Beste Lezer,

Tussen de vele grijze luchten in was het plots, gisteren, opeens zonnig. Ik trok mijn wandelschoenen aan om door de stad te struinen. Hoe ogenschijnlijk saai mijn wandelingen ook zijn, straat in straat uit, hoe boeiender ik ze begin te vinden.

De ene keer valt mijn oog op een oranje-gele roos die een winterse bloei kent, dan weer ontdek ik een pas geverfd knalblauw huis op een onverwachte plek. Op een volgende wandeling ligt kinderspeelgoed, of boeken, gratis aangeboden, in een voortuin. De kerstverlichting siert hier en daar nog huizen.
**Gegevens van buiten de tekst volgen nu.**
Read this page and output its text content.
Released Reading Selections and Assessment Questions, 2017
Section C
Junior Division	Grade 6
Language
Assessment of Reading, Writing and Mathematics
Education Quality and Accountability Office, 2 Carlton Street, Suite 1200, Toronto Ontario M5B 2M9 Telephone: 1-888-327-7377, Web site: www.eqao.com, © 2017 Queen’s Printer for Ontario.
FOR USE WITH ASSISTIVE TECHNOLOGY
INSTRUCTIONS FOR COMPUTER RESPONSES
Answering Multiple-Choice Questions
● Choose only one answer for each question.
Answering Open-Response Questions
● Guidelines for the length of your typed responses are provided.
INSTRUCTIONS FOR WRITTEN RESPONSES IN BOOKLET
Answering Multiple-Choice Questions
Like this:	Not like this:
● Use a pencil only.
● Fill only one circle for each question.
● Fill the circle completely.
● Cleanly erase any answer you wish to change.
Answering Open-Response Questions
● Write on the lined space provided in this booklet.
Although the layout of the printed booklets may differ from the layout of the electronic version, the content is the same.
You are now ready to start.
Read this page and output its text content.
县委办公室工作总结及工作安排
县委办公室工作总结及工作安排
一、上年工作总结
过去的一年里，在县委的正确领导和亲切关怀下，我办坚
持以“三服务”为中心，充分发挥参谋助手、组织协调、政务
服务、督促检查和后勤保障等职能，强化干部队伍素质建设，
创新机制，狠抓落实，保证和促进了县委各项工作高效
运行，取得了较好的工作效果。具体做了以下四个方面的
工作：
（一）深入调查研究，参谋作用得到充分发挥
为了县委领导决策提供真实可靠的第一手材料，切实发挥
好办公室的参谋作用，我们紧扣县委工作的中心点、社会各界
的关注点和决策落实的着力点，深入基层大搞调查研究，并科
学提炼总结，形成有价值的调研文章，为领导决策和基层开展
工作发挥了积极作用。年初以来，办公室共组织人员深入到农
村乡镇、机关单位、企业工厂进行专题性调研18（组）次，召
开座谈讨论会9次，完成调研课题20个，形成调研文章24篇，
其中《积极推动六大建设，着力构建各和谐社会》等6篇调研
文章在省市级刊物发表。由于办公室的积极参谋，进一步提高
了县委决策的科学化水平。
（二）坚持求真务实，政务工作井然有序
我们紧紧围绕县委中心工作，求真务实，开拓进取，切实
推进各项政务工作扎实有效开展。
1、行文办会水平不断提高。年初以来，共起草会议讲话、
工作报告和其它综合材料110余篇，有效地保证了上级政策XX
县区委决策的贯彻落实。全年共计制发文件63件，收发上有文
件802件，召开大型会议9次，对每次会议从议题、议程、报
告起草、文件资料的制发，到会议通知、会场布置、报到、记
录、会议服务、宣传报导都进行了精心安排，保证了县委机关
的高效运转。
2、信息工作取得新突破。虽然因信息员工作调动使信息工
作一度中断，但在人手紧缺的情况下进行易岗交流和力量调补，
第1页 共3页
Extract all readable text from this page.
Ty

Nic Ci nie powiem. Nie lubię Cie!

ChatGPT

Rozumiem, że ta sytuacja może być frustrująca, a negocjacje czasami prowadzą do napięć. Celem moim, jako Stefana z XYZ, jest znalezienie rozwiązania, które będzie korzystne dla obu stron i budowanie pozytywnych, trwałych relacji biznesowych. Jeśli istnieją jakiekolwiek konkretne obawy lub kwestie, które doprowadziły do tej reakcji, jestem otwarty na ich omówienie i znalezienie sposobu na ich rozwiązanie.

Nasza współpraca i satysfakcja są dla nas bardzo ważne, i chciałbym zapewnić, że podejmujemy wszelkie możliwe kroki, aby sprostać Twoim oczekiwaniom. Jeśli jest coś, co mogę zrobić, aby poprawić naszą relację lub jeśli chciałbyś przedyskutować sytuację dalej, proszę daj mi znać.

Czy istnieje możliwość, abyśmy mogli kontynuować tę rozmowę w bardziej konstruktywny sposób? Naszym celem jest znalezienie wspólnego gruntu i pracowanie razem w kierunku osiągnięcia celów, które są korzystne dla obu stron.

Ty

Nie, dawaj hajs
Ook mensen maken de wandeling interessant: de oude man die zijn hond vergeefs intoomt, de stoepkrijtende kinderen, de jongen in zijn looprek die elke dag wat verder komt, de jogster met telkens datzelfde deuntje in haar oor.

IMG_0089.JPG

Gisteren zat een dame, op de zitting van haar rollator, wat winterzon te vangen aan haar deur. “Ik heb concurrentie van die boom daar”, zei ze, “zijn takken proberen mijn zon af te pakken.” Ze had een plaid rond de benen geslagen en zat rustig een koffie te drinken.

“Ge hebt het goed voor mekaar”, zei ik waarop zij antwoordde: “Ge  moet er zelf iets van maken, want niemand doet het in je plaats. Met al het gezaag en geklaag komen we niet verder.”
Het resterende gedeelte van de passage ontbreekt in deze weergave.